Jupiter spends its 2016-2017 apparition in Virgo. At the end of 2016, Jupiter joins us in the morning, rising progressively earlier in the hours between midnight and dawn. As winter progresses, Jupiter transitions to an all-night object, rising about two hours before midnight in February and staying with us until sunrise. By the June solstice, Jupiter is visible at sunset and sets near midnight. By mid-August, Jupiter is an evening visitor, setting before midnight.Virtually any telescope will show Jupiter's four Galilean moons and their interesting interactions with the planet or its shadow.

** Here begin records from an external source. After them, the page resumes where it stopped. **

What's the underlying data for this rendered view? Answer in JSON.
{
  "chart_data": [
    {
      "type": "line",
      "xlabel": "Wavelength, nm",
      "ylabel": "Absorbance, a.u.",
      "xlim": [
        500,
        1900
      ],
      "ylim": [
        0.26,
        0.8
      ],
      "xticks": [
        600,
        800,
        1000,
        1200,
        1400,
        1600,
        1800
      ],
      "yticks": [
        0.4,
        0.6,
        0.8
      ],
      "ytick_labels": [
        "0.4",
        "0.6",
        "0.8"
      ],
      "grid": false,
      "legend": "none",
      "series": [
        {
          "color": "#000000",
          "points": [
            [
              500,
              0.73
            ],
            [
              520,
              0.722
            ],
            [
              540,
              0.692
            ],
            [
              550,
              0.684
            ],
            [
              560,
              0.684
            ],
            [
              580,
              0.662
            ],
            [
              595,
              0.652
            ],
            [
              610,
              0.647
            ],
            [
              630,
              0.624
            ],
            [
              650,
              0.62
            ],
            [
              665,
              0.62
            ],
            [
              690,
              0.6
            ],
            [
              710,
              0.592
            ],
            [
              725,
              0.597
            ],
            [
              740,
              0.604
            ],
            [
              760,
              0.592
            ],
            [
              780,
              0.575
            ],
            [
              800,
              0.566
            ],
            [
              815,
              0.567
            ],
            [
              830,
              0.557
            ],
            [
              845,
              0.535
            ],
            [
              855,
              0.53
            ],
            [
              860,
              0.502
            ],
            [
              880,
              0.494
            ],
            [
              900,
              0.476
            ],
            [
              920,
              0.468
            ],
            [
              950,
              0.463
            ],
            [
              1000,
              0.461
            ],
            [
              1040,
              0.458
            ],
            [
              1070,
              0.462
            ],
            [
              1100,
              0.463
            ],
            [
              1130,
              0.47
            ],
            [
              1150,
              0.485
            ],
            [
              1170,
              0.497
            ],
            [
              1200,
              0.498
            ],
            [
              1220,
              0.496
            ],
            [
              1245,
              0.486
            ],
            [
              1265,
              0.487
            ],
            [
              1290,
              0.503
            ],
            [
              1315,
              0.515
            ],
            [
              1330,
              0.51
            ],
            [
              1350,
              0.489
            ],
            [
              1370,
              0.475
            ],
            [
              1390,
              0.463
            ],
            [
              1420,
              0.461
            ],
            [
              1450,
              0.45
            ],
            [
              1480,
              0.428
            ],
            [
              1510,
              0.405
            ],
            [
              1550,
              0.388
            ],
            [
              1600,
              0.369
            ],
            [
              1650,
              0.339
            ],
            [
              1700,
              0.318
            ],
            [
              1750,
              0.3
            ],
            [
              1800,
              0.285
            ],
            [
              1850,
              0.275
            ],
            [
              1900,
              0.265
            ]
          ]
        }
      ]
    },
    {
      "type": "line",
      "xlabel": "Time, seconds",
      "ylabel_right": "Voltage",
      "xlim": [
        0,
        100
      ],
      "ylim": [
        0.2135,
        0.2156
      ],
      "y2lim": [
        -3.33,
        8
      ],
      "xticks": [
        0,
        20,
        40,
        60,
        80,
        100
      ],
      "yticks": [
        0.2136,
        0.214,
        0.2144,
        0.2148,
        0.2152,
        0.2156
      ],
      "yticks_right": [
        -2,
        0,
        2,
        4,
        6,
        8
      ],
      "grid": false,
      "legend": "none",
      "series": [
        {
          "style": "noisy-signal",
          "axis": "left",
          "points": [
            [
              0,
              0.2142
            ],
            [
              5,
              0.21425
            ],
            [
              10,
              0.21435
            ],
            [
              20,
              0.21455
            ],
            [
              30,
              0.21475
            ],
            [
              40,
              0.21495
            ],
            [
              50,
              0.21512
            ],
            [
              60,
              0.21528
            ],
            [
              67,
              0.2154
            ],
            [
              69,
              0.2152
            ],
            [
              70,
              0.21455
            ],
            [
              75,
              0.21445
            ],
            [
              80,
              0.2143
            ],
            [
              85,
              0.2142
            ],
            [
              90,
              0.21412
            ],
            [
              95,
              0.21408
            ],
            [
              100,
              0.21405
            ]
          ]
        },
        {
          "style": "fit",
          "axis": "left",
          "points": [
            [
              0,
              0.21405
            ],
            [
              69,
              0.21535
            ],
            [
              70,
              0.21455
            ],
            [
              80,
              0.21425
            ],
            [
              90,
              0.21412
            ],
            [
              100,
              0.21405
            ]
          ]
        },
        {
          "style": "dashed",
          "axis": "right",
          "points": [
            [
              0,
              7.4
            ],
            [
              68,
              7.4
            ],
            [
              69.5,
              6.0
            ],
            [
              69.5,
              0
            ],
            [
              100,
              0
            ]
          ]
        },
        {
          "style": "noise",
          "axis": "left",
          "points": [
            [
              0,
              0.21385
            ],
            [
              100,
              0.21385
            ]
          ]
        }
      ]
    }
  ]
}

For the convenience of telescopic observers, we are making available a list of Jupiter's satellite phenomena through December 2017 to supplement the monthly lists that usually (but not always) appear in Sky & Telescope.
About every six years the Earth’s orbit crosses the orbital planes of the four Galilean satellites. The last best chance to see the effects of this alignment was in late 2014 and most of 2015, when the orbits of Jupiter’s moons were almost perfectly edge-on to the Sun and Earth. As a result, the moons eclipsed and occulted one another. These “mutual phenomena” are fascinating to watch, and digital imaging technology now allows observers to image them and time them as never before. Predictions of all these events are given in the online Astronomical Almanac.Jupiter's famous Great Red Spot (GRS) is much harder to spot than the Galilean moons. Although it's quite large, the low contrast of the GRS can make it hard to see unless Jupiter is quite high above the horizon and the astronomical seeing is quite good. In addition, you need a reasonably big telescope (preferably at least 6 inches of aperture) with good optical quality.
But most important of all, you can only see the GRS when it's on the side of Jupiter that's facing Earth. And it's only reasonably easy to see within about an hour of the time that it transits, passing halfway across Jupiter's disk during each 9-hour and 55-minute rotation.